Health Care

Revealed: Smartphone use at night does not affect your sleep

Revealed: Smartphone use at night does not affect your sleep (Donald Iain Smith/Getty Images)
Revealed: Smartphone use at night does not affect your sleep (Donald Iain Smith/Getty Images)
For those who love late night reading in tablets and smartphones, there’s good news as a recent study has stated that daytime light exposure can help fight sleep disturbances which may be caused due to late night use of electronic gadgets.

The study has revealed that ample exposure to daytime bright light can help young people who used self-luminous gadgets for up to two hours in evening in getting a sound sleep.

“Our most important finding was that the issue of whether screen light in the evening could interfere with your sleep is more complex than previously highlighted and that there are certain important factors (such as daytime exposure to light) that affect this,” Frida Rangtell, doctoral student at Uppsala University in Sweden, was quoted as saying to the thelocal.se.
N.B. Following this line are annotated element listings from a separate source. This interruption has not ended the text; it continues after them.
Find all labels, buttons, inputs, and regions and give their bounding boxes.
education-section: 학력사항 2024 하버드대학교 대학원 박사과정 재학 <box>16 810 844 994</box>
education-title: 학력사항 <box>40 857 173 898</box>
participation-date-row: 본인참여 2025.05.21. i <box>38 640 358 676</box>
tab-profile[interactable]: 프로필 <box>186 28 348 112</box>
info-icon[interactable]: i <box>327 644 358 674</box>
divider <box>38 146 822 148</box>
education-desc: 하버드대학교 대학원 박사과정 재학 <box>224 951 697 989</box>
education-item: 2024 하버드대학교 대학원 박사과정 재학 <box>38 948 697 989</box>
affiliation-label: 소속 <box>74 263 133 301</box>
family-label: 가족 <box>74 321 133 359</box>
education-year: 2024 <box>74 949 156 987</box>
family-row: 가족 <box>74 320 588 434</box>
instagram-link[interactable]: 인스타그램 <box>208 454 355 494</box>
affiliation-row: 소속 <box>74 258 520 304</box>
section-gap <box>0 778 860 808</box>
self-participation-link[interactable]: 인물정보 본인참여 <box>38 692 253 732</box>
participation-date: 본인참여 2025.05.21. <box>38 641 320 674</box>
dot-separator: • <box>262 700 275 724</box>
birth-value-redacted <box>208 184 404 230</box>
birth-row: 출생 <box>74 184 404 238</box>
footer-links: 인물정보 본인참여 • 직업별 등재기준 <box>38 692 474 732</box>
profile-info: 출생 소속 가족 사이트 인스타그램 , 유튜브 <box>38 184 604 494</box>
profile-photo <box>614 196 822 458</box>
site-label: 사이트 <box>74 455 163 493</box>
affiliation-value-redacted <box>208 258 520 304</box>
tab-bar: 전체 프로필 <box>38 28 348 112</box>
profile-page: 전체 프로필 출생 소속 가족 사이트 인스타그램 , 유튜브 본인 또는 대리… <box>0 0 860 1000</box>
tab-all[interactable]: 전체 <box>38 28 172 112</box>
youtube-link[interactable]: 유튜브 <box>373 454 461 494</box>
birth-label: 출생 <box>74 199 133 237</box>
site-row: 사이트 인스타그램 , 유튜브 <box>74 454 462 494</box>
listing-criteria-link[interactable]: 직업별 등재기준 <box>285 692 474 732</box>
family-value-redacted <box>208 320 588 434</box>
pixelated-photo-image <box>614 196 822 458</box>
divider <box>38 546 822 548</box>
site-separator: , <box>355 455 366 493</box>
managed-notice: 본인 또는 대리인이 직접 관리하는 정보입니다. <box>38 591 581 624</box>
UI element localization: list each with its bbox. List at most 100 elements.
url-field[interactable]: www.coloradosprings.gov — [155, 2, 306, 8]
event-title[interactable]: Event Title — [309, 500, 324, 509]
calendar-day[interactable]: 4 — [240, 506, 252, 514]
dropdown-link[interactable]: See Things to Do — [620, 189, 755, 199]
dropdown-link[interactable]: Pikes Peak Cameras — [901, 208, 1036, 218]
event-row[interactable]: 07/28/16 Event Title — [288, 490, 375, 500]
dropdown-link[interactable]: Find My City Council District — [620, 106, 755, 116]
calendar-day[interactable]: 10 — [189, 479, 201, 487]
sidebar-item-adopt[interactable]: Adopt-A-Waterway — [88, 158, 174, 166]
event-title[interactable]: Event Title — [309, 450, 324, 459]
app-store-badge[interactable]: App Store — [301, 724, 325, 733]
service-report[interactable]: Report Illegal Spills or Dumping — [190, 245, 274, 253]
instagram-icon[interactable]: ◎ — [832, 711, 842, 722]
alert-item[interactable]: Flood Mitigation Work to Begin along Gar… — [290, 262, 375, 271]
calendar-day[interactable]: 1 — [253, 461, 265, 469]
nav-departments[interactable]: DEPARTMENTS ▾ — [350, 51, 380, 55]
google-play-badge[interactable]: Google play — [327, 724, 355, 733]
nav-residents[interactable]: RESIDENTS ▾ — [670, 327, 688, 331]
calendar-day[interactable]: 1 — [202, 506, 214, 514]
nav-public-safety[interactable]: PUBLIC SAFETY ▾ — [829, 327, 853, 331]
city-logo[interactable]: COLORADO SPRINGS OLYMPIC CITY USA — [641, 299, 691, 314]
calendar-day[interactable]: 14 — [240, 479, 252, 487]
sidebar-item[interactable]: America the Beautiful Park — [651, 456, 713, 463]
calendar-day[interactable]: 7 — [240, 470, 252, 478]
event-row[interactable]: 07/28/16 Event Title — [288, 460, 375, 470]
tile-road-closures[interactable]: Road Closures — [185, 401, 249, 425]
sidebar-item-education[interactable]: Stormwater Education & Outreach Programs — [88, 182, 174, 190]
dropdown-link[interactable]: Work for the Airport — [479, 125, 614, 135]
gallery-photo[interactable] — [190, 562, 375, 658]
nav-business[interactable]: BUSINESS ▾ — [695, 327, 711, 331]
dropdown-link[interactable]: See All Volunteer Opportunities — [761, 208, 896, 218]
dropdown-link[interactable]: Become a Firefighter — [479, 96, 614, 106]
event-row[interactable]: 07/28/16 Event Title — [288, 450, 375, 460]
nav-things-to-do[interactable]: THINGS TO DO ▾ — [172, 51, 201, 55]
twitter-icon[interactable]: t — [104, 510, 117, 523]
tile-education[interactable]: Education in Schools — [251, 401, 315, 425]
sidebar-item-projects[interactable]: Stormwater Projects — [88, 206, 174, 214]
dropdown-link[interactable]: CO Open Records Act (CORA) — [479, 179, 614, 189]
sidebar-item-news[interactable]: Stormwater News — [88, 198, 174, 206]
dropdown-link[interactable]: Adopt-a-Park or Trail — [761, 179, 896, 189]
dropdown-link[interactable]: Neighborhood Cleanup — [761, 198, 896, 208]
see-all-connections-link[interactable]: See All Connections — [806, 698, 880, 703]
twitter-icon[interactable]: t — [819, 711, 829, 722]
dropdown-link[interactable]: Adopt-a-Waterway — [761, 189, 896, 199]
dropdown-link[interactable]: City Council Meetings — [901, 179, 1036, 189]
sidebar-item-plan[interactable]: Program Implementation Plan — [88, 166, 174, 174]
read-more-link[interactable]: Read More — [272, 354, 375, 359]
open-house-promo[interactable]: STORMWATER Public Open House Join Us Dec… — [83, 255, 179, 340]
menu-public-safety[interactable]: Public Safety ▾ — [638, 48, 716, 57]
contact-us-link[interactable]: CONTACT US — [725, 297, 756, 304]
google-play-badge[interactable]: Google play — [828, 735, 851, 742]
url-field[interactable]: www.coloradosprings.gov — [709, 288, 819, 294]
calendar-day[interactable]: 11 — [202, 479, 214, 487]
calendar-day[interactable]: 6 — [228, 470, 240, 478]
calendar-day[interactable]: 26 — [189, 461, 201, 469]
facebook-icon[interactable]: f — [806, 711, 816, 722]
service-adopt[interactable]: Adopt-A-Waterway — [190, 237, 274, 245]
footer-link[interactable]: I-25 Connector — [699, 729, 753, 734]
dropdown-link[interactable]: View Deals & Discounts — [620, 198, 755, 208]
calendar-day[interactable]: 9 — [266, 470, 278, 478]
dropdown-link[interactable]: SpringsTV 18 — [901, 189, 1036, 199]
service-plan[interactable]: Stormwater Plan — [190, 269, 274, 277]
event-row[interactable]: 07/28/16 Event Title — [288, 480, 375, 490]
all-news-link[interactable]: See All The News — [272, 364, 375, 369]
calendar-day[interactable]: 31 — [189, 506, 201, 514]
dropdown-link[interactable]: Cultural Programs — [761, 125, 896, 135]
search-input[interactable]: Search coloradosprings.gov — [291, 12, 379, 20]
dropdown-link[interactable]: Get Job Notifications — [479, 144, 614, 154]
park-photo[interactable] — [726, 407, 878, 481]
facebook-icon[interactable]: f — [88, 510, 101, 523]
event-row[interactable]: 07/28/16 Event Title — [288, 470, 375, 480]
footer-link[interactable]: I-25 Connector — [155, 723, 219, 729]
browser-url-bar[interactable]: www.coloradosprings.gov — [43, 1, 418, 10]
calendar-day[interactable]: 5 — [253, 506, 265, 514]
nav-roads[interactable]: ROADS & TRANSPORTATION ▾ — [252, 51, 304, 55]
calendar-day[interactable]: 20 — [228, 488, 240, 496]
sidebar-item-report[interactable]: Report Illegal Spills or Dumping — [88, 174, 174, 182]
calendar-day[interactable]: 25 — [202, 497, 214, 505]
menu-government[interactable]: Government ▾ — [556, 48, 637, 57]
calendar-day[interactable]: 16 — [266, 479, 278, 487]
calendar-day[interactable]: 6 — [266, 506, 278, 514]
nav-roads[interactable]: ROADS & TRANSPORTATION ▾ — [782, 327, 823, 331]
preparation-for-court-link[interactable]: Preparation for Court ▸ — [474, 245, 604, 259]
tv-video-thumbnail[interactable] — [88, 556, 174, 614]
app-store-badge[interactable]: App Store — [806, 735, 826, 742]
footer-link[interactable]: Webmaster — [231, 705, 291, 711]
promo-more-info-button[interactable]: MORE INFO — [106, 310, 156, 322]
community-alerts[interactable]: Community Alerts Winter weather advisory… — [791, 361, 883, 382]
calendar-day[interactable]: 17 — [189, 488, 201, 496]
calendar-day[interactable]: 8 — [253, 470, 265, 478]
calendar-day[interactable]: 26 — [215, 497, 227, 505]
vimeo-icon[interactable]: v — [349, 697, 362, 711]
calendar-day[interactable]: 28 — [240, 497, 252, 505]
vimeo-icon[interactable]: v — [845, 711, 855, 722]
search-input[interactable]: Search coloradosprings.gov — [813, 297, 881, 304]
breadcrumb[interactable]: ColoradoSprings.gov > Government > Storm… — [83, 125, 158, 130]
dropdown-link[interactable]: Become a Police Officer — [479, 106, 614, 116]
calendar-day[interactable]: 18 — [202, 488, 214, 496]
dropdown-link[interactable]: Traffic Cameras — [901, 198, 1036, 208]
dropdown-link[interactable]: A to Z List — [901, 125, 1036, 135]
The levels of hormone which affects sleep-wake cycle in humans – melatonin – were not affected in any significant way, the study revealed.

“However, one must keep in mind that utilising electronic devices for the sake of checking your work e-mails or social network accounts before snoozing may lead to sleep disturbances because they may cause emotional arousal,” explained Christian Benedict, Associate Professor at Uppsala University.

Previous research has associated evening use of smartphones and tablets with sleep disturbances, as well as blindness in adverse cases. According to a study published in The New England Journal of Medicine, two women had been affected by transient smartphone “blindness” in one of the eyes due to gazing their smartphones right before they slept.

The current study has been published in the journal Sleep Medicine for which the team compared the effects of bedtime reading in case of a tablet versus an actual book in fourteen young women and men from Sweden. The participants were asked to read from 9 pm to 11 pm, half of them being asked to use a tablet and the other half a hard book. The study concluded that there were no differences in pre-sleep saliva melatonin levels and sleep parameters between the two groups.